Pendiri Centre for Orangutan Protection (COP) Hardi Baktianto mengatakan proyek itu dari awal bermasalah, seperti dokumen analisis Dampak Lingkungan (amdal) yang palsu.
Menurut Hardi, pembangunan bendungan dalam proyek itu juga mengancam ekosistem hutan dan mata pencarian ribuan penduduk di sana.
"Proyek itu juga berada di sesar gempa. Banyak persoalan karena diabaikannya standar dasar sebelum proyek itu dimulai," kata Hardi dalam konferensi pers di Bong Kopitown, Kota Yogyakarta pada Jumat (20/9) siang.
COP meminta proyek ini dievaluasi dari awal yakni dengan melakukan survei dan kajian dengan benar. "Rekomendasi kami adalah tolong proyek ini dihentikan dulu sementara.
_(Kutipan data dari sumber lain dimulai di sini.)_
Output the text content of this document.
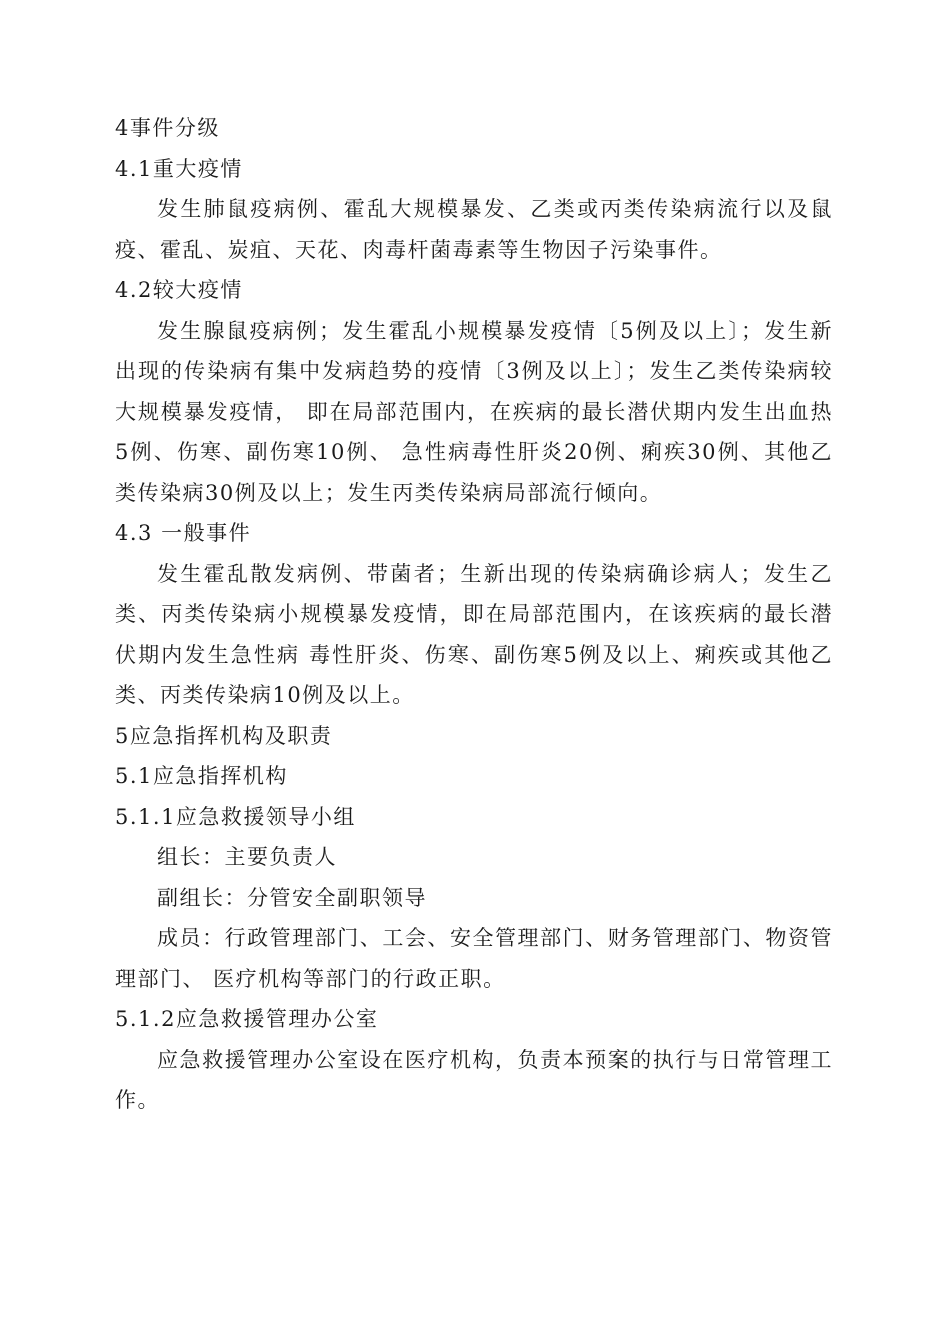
4事件分级
4.1重大疫情

发生肺鼠疫病例、霍乱大规模暴发、乙类或丙类传染病流行以及鼠疫、霍乱、炭疽、天花、肉毒杆菌毒素等生物因子污染事件。

4.2较大疫情

发生腺鼠疫病例；发生霍乱小规模暴发疫情〔5例及以上〕；发生新出现的传染病有集中发病趋势的疫情〔3例及以上〕；发生乙类传染病较大规模暴发疫情， 即在局部范围内，在疾病的最长潜伏期内发生出血热5例、伤寒、副伤寒10例、 急性病毒性肝炎20例、痢疾30例、其他乙类传染病30例及以上；发生丙类传染病局部流行倾向。

4.3 一般事件

发生霍乱散发病例、带菌者；生新出现的传染病确诊病人；发生乙类、丙类传染病小规模暴发疫情，即在局部范围内，在该疾病的最长潜伏期内发生急性病 毒性肝炎、伤寒、副伤寒5例及以上、痢疾或其他乙类、丙类传染病10例及以上。

5应急指挥机构及职责
5.1应急指挥机构
5.1.1应急救援领导小组

组长：主要负责人

副组长：分管安全副职领导

成员：行政管理部门、工会、安全管理部门、财务管理部门、物资管理部门、 医疗机构等部门的行政正职。

5.1.2应急救援管理办公室

应急救援管理办公室设在医疗机构，负责本预案的执行与日常管理工作。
Kita coba melakukan dengan benar, survei dengan benar, kajian yang benar. Semuanya ditata dari awal," ujarnya.
Sebelum menggelar konferensi pers ini, para aktivis melakukan aksi di bundaran Universitas Gadjah Mada (UGM). Mereka mengenakan topeng dan kostum, membawa poster, dan melakukan aksi diam.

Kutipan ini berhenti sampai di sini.